Ну конечно же, он порезался, притом весьма серьезно, и этим вынужден был заняться доктор Кречмар. Он и в обычной-то жизни с трудом брился, особенно шея не давалась, а тут — между ног, где ничего не было видно и трудно было добраться бритвой, даже не намылиться толком, что и говорить, тяжкая работа.

История с Паулиной не могла закончиться так, как намеревался Зайфрид. Но ведь должен же был наступить конец его разнузданной жизни, как написал в рапорте Окружному суду правительственный комиссар: «Полагаю, что вышепоименованный ведет разнузданный образ жизни и общается исключительно с людьми, демонстрирующими наклонность к легкомысленному существованию». Ничего себе легкомысленная жизнь, были среди них негодяи высокого полета. Настоящие легкомысленные не очень-то и желали с ним общаться. Были среди них и господские дети, которые вообще не обращали внимания на палача.

Что же случилось на самом деле? Паулина пыталась покончить с собой. Как? В рапорте не сказано, только пыталась покончить с собой в силу приведенных выше обстоятельств. Внимание властей обращается на то, что «палач Зайфрид — порочный человек», знаменит тем, что не он ищет общества девиц легкого поведения, разведенных женщин и вдов, напротив, они сами стремятся к нему. И от этого спасения нет. А еще если добавить его «склонность к алкоголю и дружба с бывшим турецким палачом Мустафой», то получается портрет личности, позорящей звание императорского служащего.

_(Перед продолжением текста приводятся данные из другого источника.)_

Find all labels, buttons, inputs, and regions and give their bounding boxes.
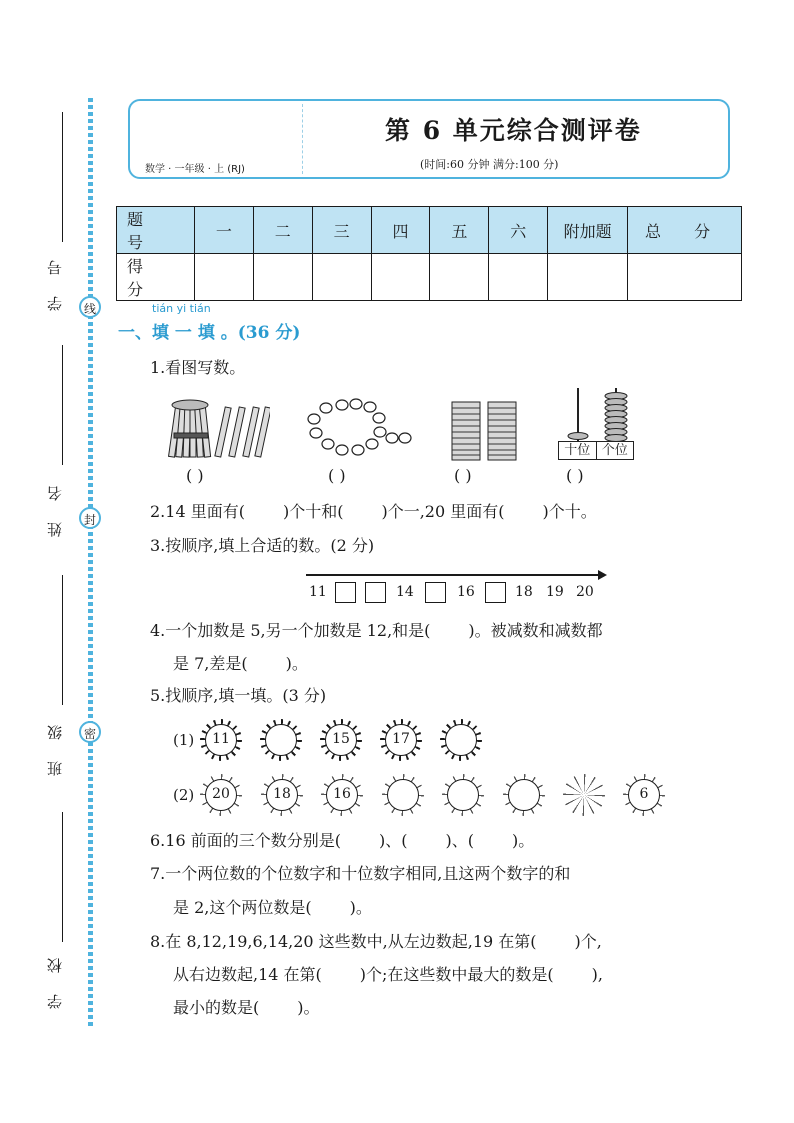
q6-text-2: )、(	[378, 831, 408, 850]
q5-row2-label: (2)	[173, 786, 195, 804]
time-info: (时间:60 分钟 满分:100 分)	[420, 158, 559, 171]
nl-blank-box[interactable]	[335, 582, 356, 603]
q8-line-3	[173, 995, 320, 1018]
flower[interactable]	[382, 774, 424, 816]
section-pinyin: tián yi tián	[152, 302, 211, 315]
name-label: 姓 名	[46, 478, 64, 538]
score-table	[116, 206, 742, 301]
nl-num-14: 14	[396, 584, 414, 600]
q8-text-1: 8.在 8,12,19,6,14,20 这些数中,从左边数起,19 在第(	[150, 932, 537, 951]
flower-number: 20	[205, 779, 237, 811]
subject-label: 数学 · 一年级 · 上 (RJ)	[145, 164, 245, 175]
flower-number: 18	[266, 779, 298, 811]
flower-number: 11	[205, 724, 237, 756]
q1-answer-blank-2[interactable]: ( )	[328, 466, 346, 485]
abacus-labels	[558, 441, 634, 460]
nl-num-16: 16	[457, 584, 475, 600]
col-total: 总 分	[628, 207, 742, 254]
q2-text-4: )个十。	[542, 502, 597, 521]
flower[interactable]	[503, 774, 545, 816]
col-6: 六	[489, 207, 548, 254]
q6-text-3: )、(	[445, 831, 474, 850]
score-cell[interactable]	[371, 254, 430, 301]
q8-text-5: ),	[591, 965, 603, 984]
nl-num-20: 20	[576, 584, 594, 600]
score-cell[interactable]	[253, 254, 312, 301]
score-cell[interactable]	[312, 254, 371, 301]
q7-line-1: 7.一个两位数的个位数字和十位数字相同,且这两个数字的和	[150, 864, 571, 883]
col-2: 二	[253, 207, 312, 254]
q5-text: 5.找顺序,填一填。(3 分)	[150, 686, 327, 705]
col-3: 三	[312, 207, 371, 254]
flower-blank[interactable]	[508, 779, 540, 811]
score-cell[interactable]	[489, 254, 548, 301]
q1-answer-blank-3[interactable]: ( )	[454, 466, 472, 485]
flower[interactable]	[260, 719, 302, 761]
score-cell[interactable]	[548, 254, 628, 301]
flower-blank[interactable]	[387, 779, 419, 811]
score-cell[interactable]	[628, 254, 742, 301]
nl-blank-box[interactable]	[365, 582, 386, 603]
flower-number: 6	[628, 779, 660, 811]
q2-text-2: )个十和(	[282, 502, 344, 521]
flower-blank[interactable]	[445, 724, 477, 756]
number-line-arrow	[598, 570, 607, 580]
binding-mark-xian: 线	[79, 296, 101, 318]
flower-number: 15	[325, 724, 357, 756]
flower	[200, 774, 242, 816]
flower	[320, 719, 362, 761]
q3-text: 3.按顺序,填上合适的数。(2 分)	[150, 536, 375, 555]
sticks-picture	[160, 395, 270, 463]
student-id-line	[62, 112, 63, 242]
score-cell[interactable]	[430, 254, 489, 301]
q8-text-4: )个;在这些数中最大的数是(	[359, 965, 554, 984]
score-row-label: 得 分	[117, 254, 195, 301]
q8-text-6: 最小的数是(	[173, 998, 260, 1017]
question-number-header: 题 号	[117, 207, 195, 254]
col-1: 一	[194, 207, 253, 254]
binding-mark-mi: 密	[79, 721, 101, 743]
class-label: 班 级	[46, 717, 64, 777]
q1-answer-blank-4[interactable]: ( )	[566, 466, 584, 485]
number-line	[306, 574, 600, 576]
q4-line-2	[173, 651, 308, 674]
flower	[623, 774, 665, 816]
col-5: 五	[430, 207, 489, 254]
header-divider	[302, 104, 303, 174]
q2-text-1: 2.14 里面有(	[150, 502, 245, 521]
q8-line-2	[173, 962, 603, 985]
q4-text-2: )。被减数和减数都	[468, 621, 603, 640]
flower[interactable]	[442, 774, 484, 816]
q7-text-3: )。	[349, 898, 372, 917]
flower-blank[interactable]	[265, 724, 297, 756]
q4-text-1: 4.一个加数是 5,另一个加数是 12,和是(	[150, 621, 431, 640]
nl-num-19: 19	[546, 584, 564, 600]
flower	[380, 719, 422, 761]
flower-blank[interactable]	[447, 779, 479, 811]
abacus-picture	[558, 386, 636, 442]
q6	[150, 828, 534, 851]
page-title: 第 6 单元综合测评卷	[385, 116, 642, 145]
nl-num-11: 11	[309, 584, 327, 600]
tens-label: 十位	[559, 442, 597, 459]
nl-blank-box[interactable]	[485, 582, 506, 603]
q8-text-2: )个,	[574, 932, 602, 951]
q5-row1-label: (1)	[173, 731, 195, 749]
binding-mark-feng: 封	[79, 507, 101, 529]
q2-text-3: )个一,20 里面有(	[381, 502, 505, 521]
q6-text-1: 6.16 前面的三个数分别是(	[150, 831, 341, 850]
q1-text: 1.看图写数。	[150, 358, 246, 377]
flower[interactable]	[440, 719, 482, 761]
q2	[150, 499, 597, 522]
q4-text-4: )。	[285, 654, 308, 673]
school-line	[62, 812, 63, 942]
flower-number: 16	[326, 779, 358, 811]
q7-text-2: 是 2,这个两位数是(	[173, 898, 312, 917]
ones-label: 个位	[601, 443, 628, 458]
beads-picture	[300, 398, 415, 460]
bundles-picture	[450, 401, 520, 461]
q8-text-7: )。	[297, 998, 320, 1017]
col-4: 四	[371, 207, 430, 254]
flower-number: 17	[385, 724, 417, 756]
binding-dotted-line	[88, 98, 93, 1028]
col-bonus: 附加题	[548, 207, 628, 254]
q1-answer-blank-1[interactable]: ( )	[186, 466, 204, 485]
q8-text-3: 从右边数起,14 在第(	[173, 965, 322, 984]
name-line	[62, 345, 63, 465]
q4-text-3: 是 7,差是(	[173, 654, 248, 673]
q7-line-2	[173, 895, 372, 918]
q6-text-4: )。	[511, 831, 535, 850]
flower[interactable]	[563, 774, 605, 816]
q8-line-1	[150, 929, 602, 952]
section-title: 一、填 一 填 。(36 分)	[118, 323, 301, 343]
nl-num-18: 18	[515, 584, 533, 600]
flower	[261, 774, 303, 816]
flower	[321, 774, 363, 816]
score-cell[interactable]	[194, 254, 253, 301]
nl-blank-box[interactable]	[425, 582, 446, 603]
student-id-label: 学 号	[46, 252, 64, 312]
q4-line-1	[150, 618, 603, 641]
school-label: 学 校	[46, 950, 64, 1010]
class-line	[62, 575, 63, 705]
flower	[200, 719, 242, 761]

В пользу Зайфрида свидетельствовал никто иной, как доктор Кречмар. Открытого следствия не было, но власти решили удовлетворить желание доктора, с которым он также дружил, свидетельствовать о его поведении. Дружил не так, как с Мустафой — принимал его, выслушивал, советовал и помогал. Для него была страшна сама мысль о потере работы, он никак не мог согласиться с этим. Надо было бороться.

Это был мудрый ход, потому что доктора высоко ценили за его знания, хотя в письменных ящиках хранились донесения на его счет, очень похожие на рапорты о Зайфриде. Все эти кляузы принадлежали перу его коллег, военных врачей, которые одним своим появлением вызывали страх у пациентов.